The one clear exception is sports that demand extreme range of motion. Gymnasts, dancers, figure skaters, and martial artists often need flexibility that dynamic stretching alone can’t provide. The National Strength and Conditioning Association notes that these athletes may benefit from pre-event static stretching after a general warm-up, as long as they follow it with dynamic movements and sport-specific drills before competing.
It Doesn’t Prevent Injuries or Soreness
One of the oldest justifications for static stretching is injury prevention, but the evidence doesn’t support it. A large pooled analysis of military training studies, covering over 2,600 participants, found that pre-exercise stretching reduced lower-extremity injury risk by just 5%, a difference that was not statistically significant. The researchers concluded that the stretching protocols used did not meaningfully reduce injury risk.
Post-exercise stretching fares no better for recovery. A systematic review of randomized controlled trials found no effect of post-exercise stretching on strength recovery or delayed-onset muscle soreness at 24, 48, or 72 hours compared to simply resting. The authors specifically noted there wasn’t enough evidence to recommend stretching for recovery purposes. If you’re stretching after a workout because you think it will reduce next-day soreness, the data suggests you’re not getting that benefit.

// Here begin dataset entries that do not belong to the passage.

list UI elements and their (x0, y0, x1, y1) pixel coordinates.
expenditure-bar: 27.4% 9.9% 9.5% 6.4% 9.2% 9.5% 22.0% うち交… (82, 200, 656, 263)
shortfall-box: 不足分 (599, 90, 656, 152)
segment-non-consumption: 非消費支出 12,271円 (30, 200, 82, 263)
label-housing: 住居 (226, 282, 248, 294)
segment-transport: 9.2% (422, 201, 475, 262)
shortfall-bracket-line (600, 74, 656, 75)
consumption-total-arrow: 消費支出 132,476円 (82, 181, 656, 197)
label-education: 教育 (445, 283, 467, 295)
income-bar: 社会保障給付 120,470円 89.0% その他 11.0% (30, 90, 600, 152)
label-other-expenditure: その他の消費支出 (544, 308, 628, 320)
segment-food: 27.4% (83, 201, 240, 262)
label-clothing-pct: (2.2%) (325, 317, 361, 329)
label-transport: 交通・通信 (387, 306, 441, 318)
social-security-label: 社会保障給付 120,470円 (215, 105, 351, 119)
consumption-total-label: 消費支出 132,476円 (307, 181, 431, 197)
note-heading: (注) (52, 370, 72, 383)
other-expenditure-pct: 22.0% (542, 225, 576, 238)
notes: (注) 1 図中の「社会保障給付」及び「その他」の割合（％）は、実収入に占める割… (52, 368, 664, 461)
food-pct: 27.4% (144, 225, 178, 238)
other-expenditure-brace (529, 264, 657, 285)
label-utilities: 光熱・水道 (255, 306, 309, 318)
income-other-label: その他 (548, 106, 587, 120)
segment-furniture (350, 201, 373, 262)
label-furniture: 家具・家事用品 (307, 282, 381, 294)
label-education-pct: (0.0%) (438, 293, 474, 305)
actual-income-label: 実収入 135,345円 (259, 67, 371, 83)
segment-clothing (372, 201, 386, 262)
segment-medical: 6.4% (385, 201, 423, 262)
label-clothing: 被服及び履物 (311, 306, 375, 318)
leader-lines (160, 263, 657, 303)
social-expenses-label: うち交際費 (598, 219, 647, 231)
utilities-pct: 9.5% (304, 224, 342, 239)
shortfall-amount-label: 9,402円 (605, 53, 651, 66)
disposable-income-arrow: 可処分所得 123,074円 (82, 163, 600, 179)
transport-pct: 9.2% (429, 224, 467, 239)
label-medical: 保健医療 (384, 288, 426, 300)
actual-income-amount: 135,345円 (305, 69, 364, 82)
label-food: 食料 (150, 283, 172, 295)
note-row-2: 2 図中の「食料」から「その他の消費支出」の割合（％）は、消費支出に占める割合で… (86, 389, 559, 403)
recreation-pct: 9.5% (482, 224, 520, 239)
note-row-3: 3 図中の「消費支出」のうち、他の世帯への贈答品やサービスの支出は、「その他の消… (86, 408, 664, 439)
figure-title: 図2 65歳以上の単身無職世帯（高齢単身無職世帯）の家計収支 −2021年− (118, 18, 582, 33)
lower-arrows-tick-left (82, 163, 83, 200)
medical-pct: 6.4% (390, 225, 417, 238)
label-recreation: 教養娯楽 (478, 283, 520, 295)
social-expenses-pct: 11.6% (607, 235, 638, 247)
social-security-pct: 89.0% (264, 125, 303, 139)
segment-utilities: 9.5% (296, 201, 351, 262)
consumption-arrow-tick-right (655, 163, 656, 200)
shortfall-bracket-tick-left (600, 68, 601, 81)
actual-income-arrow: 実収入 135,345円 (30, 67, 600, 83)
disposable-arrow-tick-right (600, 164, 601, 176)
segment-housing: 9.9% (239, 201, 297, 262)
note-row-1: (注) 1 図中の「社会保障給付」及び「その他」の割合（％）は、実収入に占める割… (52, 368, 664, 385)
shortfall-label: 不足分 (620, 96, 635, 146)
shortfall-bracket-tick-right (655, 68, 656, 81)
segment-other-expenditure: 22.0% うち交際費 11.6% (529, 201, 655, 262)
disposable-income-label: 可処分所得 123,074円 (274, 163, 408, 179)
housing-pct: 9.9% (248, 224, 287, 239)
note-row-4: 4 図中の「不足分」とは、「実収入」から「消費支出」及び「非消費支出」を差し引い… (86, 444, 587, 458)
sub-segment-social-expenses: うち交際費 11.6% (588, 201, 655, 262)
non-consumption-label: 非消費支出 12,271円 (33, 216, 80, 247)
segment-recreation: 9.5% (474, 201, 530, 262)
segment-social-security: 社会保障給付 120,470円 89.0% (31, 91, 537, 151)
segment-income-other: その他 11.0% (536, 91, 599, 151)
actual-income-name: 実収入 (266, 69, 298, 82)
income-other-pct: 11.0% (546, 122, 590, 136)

The Long-Term Picture Is Different
Here’s where the story flips. While a single bout of prolonged static stretching can temporarily reduce power, doing it consistently over weeks and months has the opposite effect. A meta-analysis of 41 studies found that chronic static stretching programs produced small but meaningful improvements in both muscle strength and power. This held true across age groups and fitness levels.
The benefits were largest for people who were sedentary, older adults, and women. Sedentary individuals saw a moderate strength improvement, while recreationally active people saw a smaller but still positive gain. Older adults benefited more than younger ones for both strength and power. More repetitions per session amplified the effect.
The mechanism likely involves the muscle adapting to being loaded at longer lengths over time, which can stimulate structural changes in the muscle tissue itself. This is fundamentally different from the temporary neural suppression that happens during a single stretching session.
How to Use Static Stretching Effectively
If you enjoy static stretching and want to keep doing it, the practical guidelines are straightforward. Before a workout that involves strength, speed, or power, keep any static holds under 60 seconds per muscle group and follow them with dynamic movements. The brief hold won’t hurt your performance in a meaningful way, and the dynamic work afterward restores full muscle activation.
For flexibility gains, do your longer static stretching after your workout or in a separate session entirely. One study found that static stretching done two hours before a traditional warm-up had no negative effect on performance, suggesting that timing matters as much as duration. If you stretch in the morning and train in the evening, for example, you get the range-of-motion benefits without any performance tradeoff.
For long-term strength and mobility, a consistent stretching routine done several times per week provides cumulative benefits that go well beyond flexibility. This is especially valuable if you’re older, returning to exercise after a sedentary period, or working on maintaining functional movement as you age. Static stretching isn’t the enemy. It’s a tool that works well when you use it at the right time and for the right duration.